A special edition of #LucyInLockdown with Baroness Helena Kennedy QC, Honorary Fellow of Lucy Cavendish College
About Helena
Baroness Kennedy of the Shaws is a leading barrister and an expert in human rights law, civil liberties and constitutional issues. She is a member of the House of Lords and chair of Justice – the British arm of the International Commission of Jurists. She is a bencher of Gray's Inn and President of the School of Oriental and African studies, University of London. She was the chair of Charter 88 from 1992 to 1997, the Human Genetics Commission from 1998 to 2007 and the British Council from 1998 to 2004. She also chaired the Power Inquiry, which reported on the state of British democracy and produced the Power Report in 2006. She has received honours for her work on human rights from the governments of France and Italy and has been awarded more than thirty honorary doctorates. She is currently acting in cases connected to the recent wave of terrorism – including the conspiracy to bomb Transatlantic Airlines and Operation Crevice.

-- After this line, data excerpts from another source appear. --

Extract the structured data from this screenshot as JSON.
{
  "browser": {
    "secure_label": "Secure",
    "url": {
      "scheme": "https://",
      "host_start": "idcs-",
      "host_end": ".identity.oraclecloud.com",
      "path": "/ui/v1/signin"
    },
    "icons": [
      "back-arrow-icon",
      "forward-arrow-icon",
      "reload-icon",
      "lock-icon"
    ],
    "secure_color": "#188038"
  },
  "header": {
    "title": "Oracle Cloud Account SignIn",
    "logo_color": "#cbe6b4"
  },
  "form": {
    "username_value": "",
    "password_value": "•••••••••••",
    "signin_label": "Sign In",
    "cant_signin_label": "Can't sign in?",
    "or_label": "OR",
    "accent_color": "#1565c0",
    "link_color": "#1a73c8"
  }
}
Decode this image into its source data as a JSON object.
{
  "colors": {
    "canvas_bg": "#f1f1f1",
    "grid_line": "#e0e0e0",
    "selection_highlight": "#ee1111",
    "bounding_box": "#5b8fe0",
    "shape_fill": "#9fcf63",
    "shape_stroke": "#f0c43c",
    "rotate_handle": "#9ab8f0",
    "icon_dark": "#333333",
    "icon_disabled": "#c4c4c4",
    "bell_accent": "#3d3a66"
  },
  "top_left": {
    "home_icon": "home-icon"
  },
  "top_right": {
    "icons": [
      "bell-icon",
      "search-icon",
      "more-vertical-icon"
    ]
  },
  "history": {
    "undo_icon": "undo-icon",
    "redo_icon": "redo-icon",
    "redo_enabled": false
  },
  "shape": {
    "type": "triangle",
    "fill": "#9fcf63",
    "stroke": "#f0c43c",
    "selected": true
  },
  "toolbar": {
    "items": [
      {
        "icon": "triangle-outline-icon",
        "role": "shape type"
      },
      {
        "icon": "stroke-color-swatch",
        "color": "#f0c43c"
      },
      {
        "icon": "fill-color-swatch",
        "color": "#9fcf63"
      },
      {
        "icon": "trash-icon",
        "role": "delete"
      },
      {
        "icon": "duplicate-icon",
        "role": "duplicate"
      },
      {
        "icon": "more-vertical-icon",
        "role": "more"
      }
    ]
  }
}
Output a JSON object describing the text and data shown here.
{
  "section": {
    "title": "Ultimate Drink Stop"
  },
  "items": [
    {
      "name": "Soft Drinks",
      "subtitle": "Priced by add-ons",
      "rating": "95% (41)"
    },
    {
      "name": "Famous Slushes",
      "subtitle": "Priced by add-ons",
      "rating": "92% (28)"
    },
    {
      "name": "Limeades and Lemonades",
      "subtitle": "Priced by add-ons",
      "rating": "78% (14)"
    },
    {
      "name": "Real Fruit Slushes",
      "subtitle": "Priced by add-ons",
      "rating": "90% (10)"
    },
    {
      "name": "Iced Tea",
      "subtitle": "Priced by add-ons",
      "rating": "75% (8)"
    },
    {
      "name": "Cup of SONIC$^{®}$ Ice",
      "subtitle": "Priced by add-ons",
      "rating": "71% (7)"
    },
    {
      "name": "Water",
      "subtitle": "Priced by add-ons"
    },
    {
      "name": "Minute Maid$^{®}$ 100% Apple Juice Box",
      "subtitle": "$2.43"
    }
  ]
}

In Helena's practice of law as a barrister – she is a member of the Doughty Street Chambers in London – she has acted in many of the most prominent cases of the last 30 years including the Brighton Bombing, the Michael Bettany espionage trial, the Guildford Four appeal and the bombing of the Israeli embassy. She has also acted in many homicide trials with a domestic setting. She was the British member of the recent International Bar Association Task Force on Terrorism. She recently chaired an inquiry for the Royal College of Pathologists and the Royal College of Paediatrics and Child Health into sudden infant death, in the aftermath of miscarriages of justice where mothers were wrongly convicted of murdering their babies. As a life peer she also participates in the House of Lords on issues concerned with human rights, civil liberties, social justice and culture. She has led the opposition to encroachments on the right to jury trial and for her courageous stand against the government was awarded the Spectator's Parliamentary Campaigner of the Year Award in 2000.